Но я серьезно. Вы ведь любите ходить в кино?
— Полагаю, кинематограф представляет собой правомерный сенсорный эксперимент, сродни с воплощением наших снов.
— А их попкорн не так уж плох. Сегодня пятница, в центре города везде крутят новый фильм с Чаплином. «Золотая лихорадка». Хотите пойти со мной?
Кафка почти моментально оживился и выразил на диво сердечное согласие:
— Милли, я всецело ваш!
Повернувшись, чтобы выйти или же чтобы кокетливо посмотреть на Кафку через плечо, Милли ответила:
— Ну, это мы еще посмотрим!
Из дверей кинотеатра «Оклахома» — вечно полного посетителей шикарного дворца, которым владел самый удачливый и популярный сын прерий, комедиант Уилл Роджерс — потоком лились счастливые кинозрители. Вскоре они смешались с вечерними прохожими Манхэттена. У ворот застыли лишь двое — мужчина и женщина. Парочка стояла в нерешительности, сомневаясь, куда направиться дальше. Они походили на мотыльков, лишенных источника света.
После затянувшегося молчания Милли прощебетала:
— Так как вам фильм, Фрэнк. Потрясный, правда?
Друг Милли, казалось, ушел в себя.
— Та сцена, где Чаплин голодает и вынужден съесть свой ботинок, вызвала у меня странное чувство… Я сам нередко попадаю в подобное беспомощное положение.
— Ну да? Черт возьми, мне грустно за вас, Фрэнк. Посмотрите на себя — вы как скрученная пружина, которая вот-вот лопнет! Вам необходима женская забота. Как считаете, правильная мысль?
— Если вы о замужестве, мисс Янсен, то, боюсь, мне не суждено постичь сего земного счастья. Официальный союз с женщиной привел бы не только к кончине ничтожества, кое я собой представляю, но и обрек бы мою бедную жену…
— Боже правый, Фрэнк, вы начитались пустых слезливых историй, работая в нашей газетенке? Или, может, заглядывали в «Роковой случай»? Жизнь не столь сложна и трагична, как ее рисуют эти писаки с тремя носовыми платками наготове! — Микки взяла Кафку под руку и положила голову ему на плечо. — Женщина вместе с мужчиной — что может быть естественней?

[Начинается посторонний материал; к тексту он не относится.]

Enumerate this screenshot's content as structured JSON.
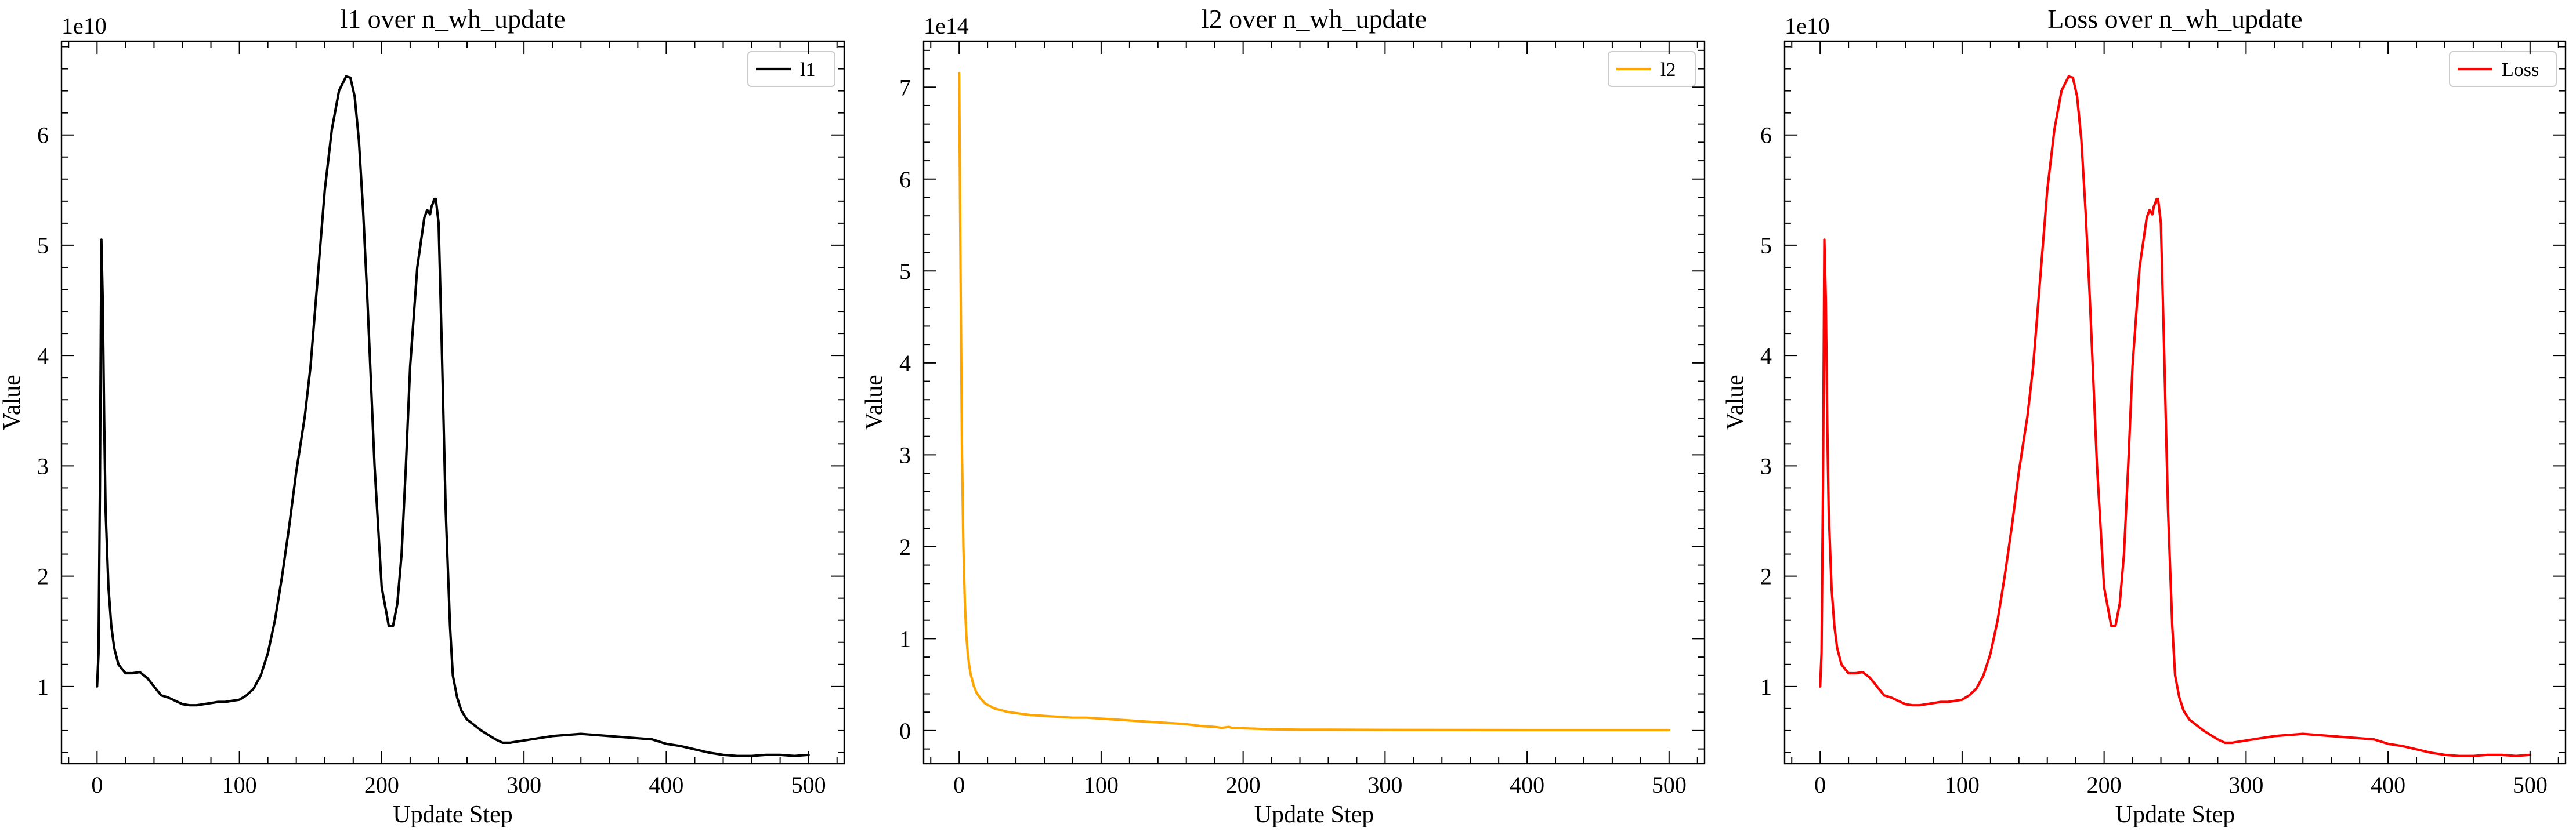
{
  "chart_data": [
    {
      "type": "line",
      "title": "l1 over n_wh_update",
      "xlabel": "Update Step",
      "ylabel": "Value",
      "y_scale_label": "1e10",
      "xlim": [
        -25,
        525
      ],
      "ylim": [
        0.3,
        6.85
      ],
      "x_ticks": [
        0,
        100,
        200,
        300,
        400,
        500
      ],
      "y_ticks": [
        1,
        2,
        3,
        4,
        5,
        6
      ],
      "legend_position": "top-right",
      "series": [
        {
          "name": "l1",
          "color": "#000000",
          "x": [
            0,
            1,
            2,
            3,
            4,
            5,
            6,
            8,
            10,
            12,
            15,
            18,
            20,
            25,
            30,
            35,
            40,
            45,
            50,
            55,
            60,
            65,
            70,
            75,
            80,
            85,
            90,
            95,
            100,
            105,
            110,
            115,
            120,
            125,
            130,
            135,
            140,
            143,
            146,
            150,
            155,
            160,
            165,
            170,
            175,
            178,
            181,
            184,
            187,
            190,
            195,
            200,
            205,
            208,
            211,
            214,
            217,
            220,
            225,
            230,
            232,
            234,
            235,
            236,
            237,
            238,
            240,
            242,
            245,
            248,
            250,
            253,
            256,
            260,
            265,
            270,
            275,
            280,
            285,
            290,
            300,
            310,
            320,
            330,
            340,
            350,
            360,
            370,
            380,
            390,
            400,
            410,
            420,
            430,
            440,
            450,
            460,
            470,
            480,
            490,
            500
          ],
          "values": [
            1.0,
            1.3,
            2.8,
            5.05,
            4.5,
            3.4,
            2.6,
            1.9,
            1.55,
            1.35,
            1.2,
            1.15,
            1.12,
            1.12,
            1.13,
            1.08,
            1.0,
            0.92,
            0.9,
            0.87,
            0.84,
            0.83,
            0.83,
            0.84,
            0.85,
            0.86,
            0.86,
            0.87,
            0.88,
            0.92,
            0.98,
            1.1,
            1.3,
            1.6,
            2.0,
            2.45,
            2.95,
            3.2,
            3.45,
            3.9,
            4.7,
            5.5,
            6.05,
            6.4,
            6.53,
            6.52,
            6.35,
            5.95,
            5.3,
            4.5,
            3.0,
            1.9,
            1.55,
            1.55,
            1.75,
            2.2,
            3.0,
            3.9,
            4.8,
            5.25,
            5.32,
            5.28,
            5.35,
            5.38,
            5.42,
            5.42,
            5.2,
            4.2,
            2.6,
            1.55,
            1.1,
            0.9,
            0.78,
            0.7,
            0.65,
            0.6,
            0.56,
            0.52,
            0.49,
            0.49,
            0.51,
            0.53,
            0.55,
            0.56,
            0.57,
            0.56,
            0.55,
            0.54,
            0.53,
            0.52,
            0.48,
            0.46,
            0.43,
            0.4,
            0.38,
            0.37,
            0.37,
            0.38,
            0.38,
            0.37,
            0.38
          ]
        }
      ]
    },
    {
      "type": "line",
      "title": "l2 over n_wh_update",
      "xlabel": "Update Step",
      "ylabel": "Value",
      "y_scale_label": "1e14",
      "xlim": [
        -25,
        525
      ],
      "ylim": [
        -0.36,
        7.5
      ],
      "x_ticks": [
        0,
        100,
        200,
        300,
        400,
        500
      ],
      "y_ticks": [
        0,
        1,
        2,
        3,
        4,
        5,
        6,
        7
      ],
      "legend_position": "top-right",
      "series": [
        {
          "name": "l2",
          "color": "#ffa500",
          "x": [
            0,
            1,
            2,
            3,
            4,
            5,
            6,
            7,
            8,
            10,
            12,
            15,
            18,
            20,
            25,
            30,
            35,
            40,
            50,
            60,
            70,
            80,
            90,
            100,
            110,
            120,
            130,
            140,
            150,
            160,
            170,
            180,
            185,
            190,
            192,
            195,
            200,
            210,
            220,
            230,
            240,
            260,
            300,
            350,
            400,
            450,
            500
          ],
          "values": [
            7.15,
            5.0,
            3.0,
            2.0,
            1.4,
            1.05,
            0.85,
            0.72,
            0.62,
            0.5,
            0.42,
            0.35,
            0.3,
            0.28,
            0.24,
            0.22,
            0.2,
            0.19,
            0.17,
            0.16,
            0.15,
            0.14,
            0.14,
            0.13,
            0.12,
            0.11,
            0.1,
            0.09,
            0.08,
            0.07,
            0.05,
            0.04,
            0.03,
            0.04,
            0.03,
            0.03,
            0.025,
            0.02,
            0.015,
            0.012,
            0.01,
            0.01,
            0.008,
            0.007,
            0.006,
            0.006,
            0.006
          ]
        }
      ]
    },
    {
      "type": "line",
      "title": "Loss over n_wh_update",
      "xlabel": "Update Step",
      "ylabel": "Value",
      "y_scale_label": "1e10",
      "xlim": [
        -25,
        525
      ],
      "ylim": [
        0.3,
        6.85
      ],
      "x_ticks": [
        0,
        100,
        200,
        300,
        400,
        500
      ],
      "y_ticks": [
        1,
        2,
        3,
        4,
        5,
        6
      ],
      "legend_position": "top-right",
      "series": [
        {
          "name": "Loss",
          "color": "#ff0000",
          "x": [
            0,
            1,
            2,
            3,
            4,
            5,
            6,
            8,
            10,
            12,
            15,
            18,
            20,
            25,
            30,
            35,
            40,
            45,
            50,
            55,
            60,
            65,
            70,
            75,
            80,
            85,
            90,
            95,
            100,
            105,
            110,
            115,
            120,
            125,
            130,
            135,
            140,
            143,
            146,
            150,
            155,
            160,
            165,
            170,
            175,
            178,
            181,
            184,
            187,
            190,
            195,
            200,
            205,
            208,
            211,
            214,
            217,
            220,
            225,
            230,
            232,
            234,
            235,
            236,
            237,
            238,
            240,
            242,
            245,
            248,
            250,
            253,
            256,
            260,
            265,
            270,
            275,
            280,
            285,
            290,
            300,
            310,
            320,
            330,
            340,
            350,
            360,
            370,
            380,
            390,
            400,
            410,
            420,
            430,
            440,
            450,
            460,
            470,
            480,
            490,
            500
          ],
          "values": [
            1.0,
            1.3,
            2.8,
            5.05,
            4.5,
            3.4,
            2.6,
            1.9,
            1.55,
            1.35,
            1.2,
            1.15,
            1.12,
            1.12,
            1.13,
            1.08,
            1.0,
            0.92,
            0.9,
            0.87,
            0.84,
            0.83,
            0.83,
            0.84,
            0.85,
            0.86,
            0.86,
            0.87,
            0.88,
            0.92,
            0.98,
            1.1,
            1.3,
            1.6,
            2.0,
            2.45,
            2.95,
            3.2,
            3.45,
            3.9,
            4.7,
            5.5,
            6.05,
            6.4,
            6.53,
            6.52,
            6.35,
            5.95,
            5.3,
            4.5,
            3.0,
            1.9,
            1.55,
            1.55,
            1.75,
            2.2,
            3.0,
            3.9,
            4.8,
            5.25,
            5.32,
            5.28,
            5.35,
            5.38,
            5.42,
            5.42,
            5.2,
            4.2,
            2.6,
            1.55,
            1.1,
            0.9,
            0.78,
            0.7,
            0.65,
            0.6,
            0.56,
            0.52,
            0.49,
            0.49,
            0.51,
            0.53,
            0.55,
            0.56,
            0.57,
            0.56,
            0.55,
            0.54,
            0.53,
            0.52,
            0.48,
            0.46,
            0.43,
            0.4,
            0.38,
            0.37,
            0.37,
            0.38,
            0.38,
            0.37,
            0.38
          ]
        }
      ]
    }
  ]
}
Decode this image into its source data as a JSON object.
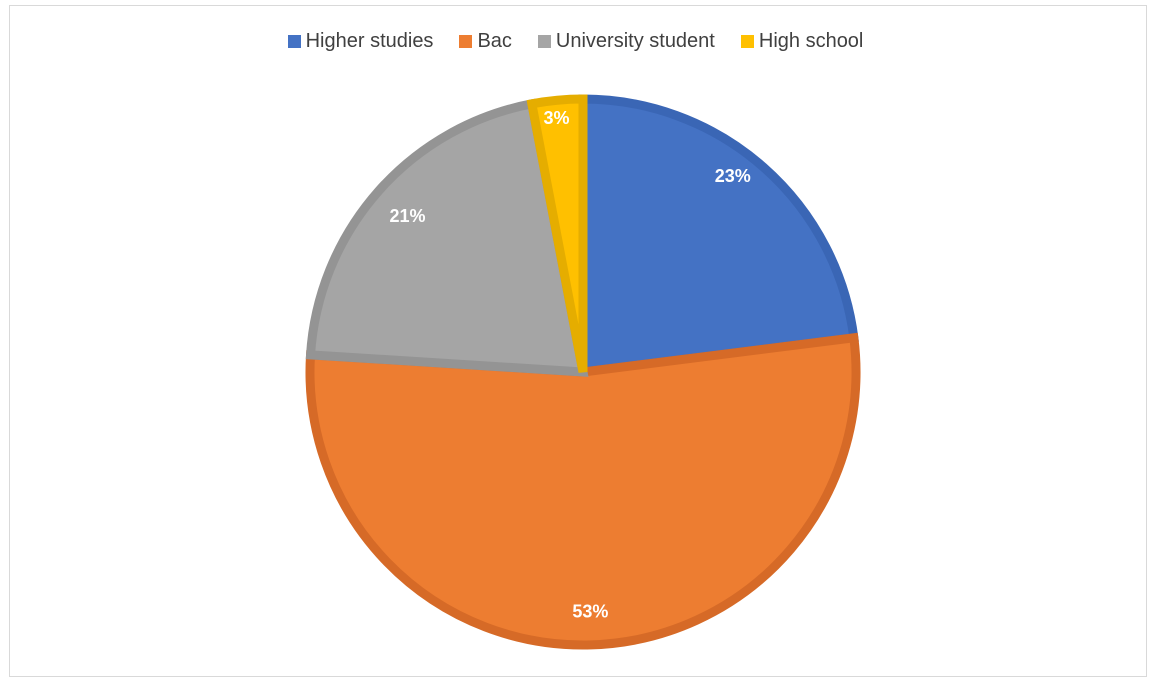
{
  "chart_data": {
    "type": "pie",
    "title": "",
    "legend_position": "top",
    "slices": [
      {
        "name": "Higher studies",
        "value": 23,
        "label": "23%",
        "color": "#4472C4",
        "stroke": "#3A66B5"
      },
      {
        "name": "Bac",
        "value": 53,
        "label": "53%",
        "color": "#ED7D31",
        "stroke": "#D66A27"
      },
      {
        "name": "University student",
        "value": 21,
        "label": "21%",
        "color": "#A5A5A5",
        "stroke": "#949494"
      },
      {
        "name": "High school",
        "value": 3,
        "label": "3%",
        "color": "#FFC000",
        "stroke": "#E5AD00"
      }
    ]
  }
}
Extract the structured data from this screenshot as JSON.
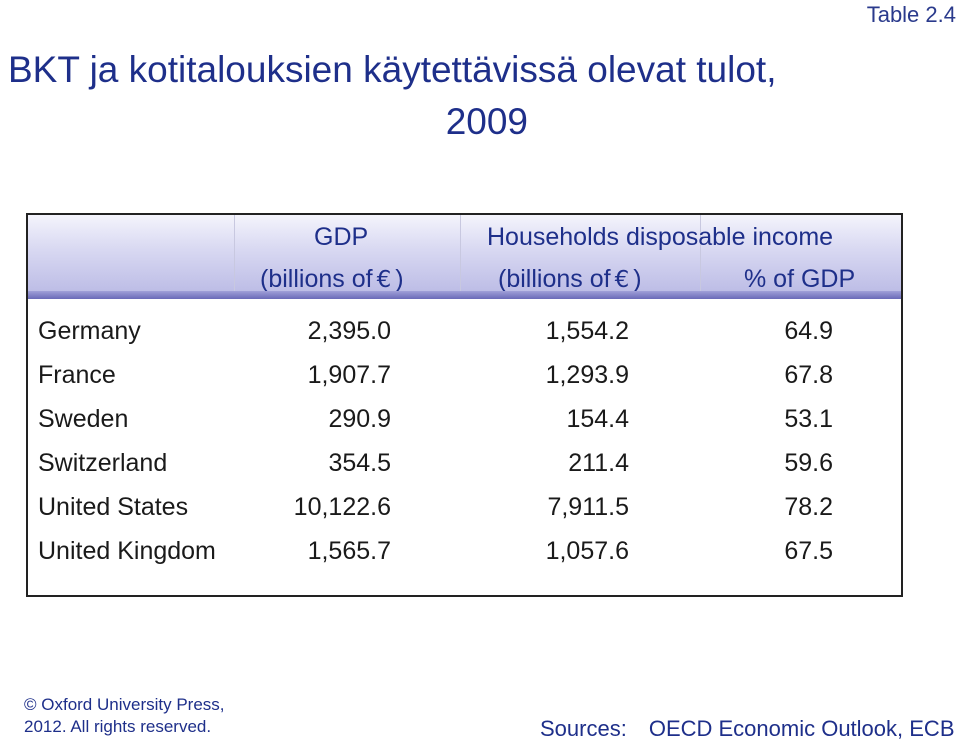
{
  "table_label": "Table 2.4",
  "title": {
    "line1": "BKT ja kotitalouksien käytettävissä olevat tulot,",
    "line2": "2009"
  },
  "table": {
    "header": {
      "gdp": "GDP",
      "household_income": "Households disposable income",
      "unit_gdp_prefix": "(billions of",
      "unit_gdp_suffix": ")",
      "unit_hdi_prefix": "(billions of",
      "unit_hdi_suffix": ")",
      "currency_symbol": "€",
      "pct_gdp": "% of GDP"
    },
    "rows": [
      {
        "country": "Germany",
        "gdp": "2,395.0",
        "income": "1,554.2",
        "pct": "64.9"
      },
      {
        "country": "France",
        "gdp": "1,907.7",
        "income": "1,293.9",
        "pct": "67.8"
      },
      {
        "country": "Sweden",
        "gdp": "290.9",
        "income": "154.4",
        "pct": "53.1"
      },
      {
        "country": "Switzerland",
        "gdp": "354.5",
        "income": "211.4",
        "pct": "59.6"
      },
      {
        "country": "United States",
        "gdp": "10,122.6",
        "income": "7,911.5",
        "pct": "78.2"
      },
      {
        "country": "United Kingdom",
        "gdp": "1,565.7",
        "income": "1,057.6",
        "pct": "67.5"
      }
    ]
  },
  "footer": {
    "copyright_line1": "© Oxford University Press,",
    "copyright_line2": "2012. All rights reserved.",
    "sources_label": "Sources:",
    "sources_value": "OECD Economic Outlook, ECB"
  }
}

Кафка не стал высвобождаться, напротив, приободрившись от простого человеческого соприкосновения, он собрался духом, что сразу же отразилось на его внешности.
— Прости, что я отравляю тебе удовольствие, Милли. Ты ведь хотела весело провести вечер. По правде сказать, так грустно мне не было уже лет двадцать. Это скверное расположение духа, как мне казалось, я оставил на промозглых хмурых улицах Праги. Космополит, объехавший весь мир инженер, которого звали Фрэнк Кафка, был зрелым, бойким, самоуверенным малым. Но, как оказалось, он — всего лишь вырезка из газеты, которая превращается в пепел, попадая в пламя разочарований.
Поскольку Кафка снова разговорился, в Милли проснулась ее природная многословность.
— Чепуха, это же вздор, Фрэнк! У всех бывают черные полосы в жизни. Пройдет, вот увидишь! Нам и надо-то — провести пару приятных часов. Чем тебе хотелось бы больше всего заняться? Как насчет того, чтобы хлебнуть кофе с печеньем? В гостинице «Запад» есть замечательное кафе. Бьюсь об заклад, их пышненькие пончики напомнят тебе о Вене!
— Хорошая идея, Милли. Но если тебе действительно хочется знать, что мне нравится…
— Да, да, Фрэнк, скажи мне!
— Я люблю рассматривать Бруклинский мост. Шедевр Роблинга напоминает мне некоторые более скромные проекты, которыми я руководил. Величавый контрфорс кажется мне вечным и истинным среди шарады города. Однако полагаю…
— Фрэнк, я с удовольствием посмотрю с тобой мост! Пойдем же!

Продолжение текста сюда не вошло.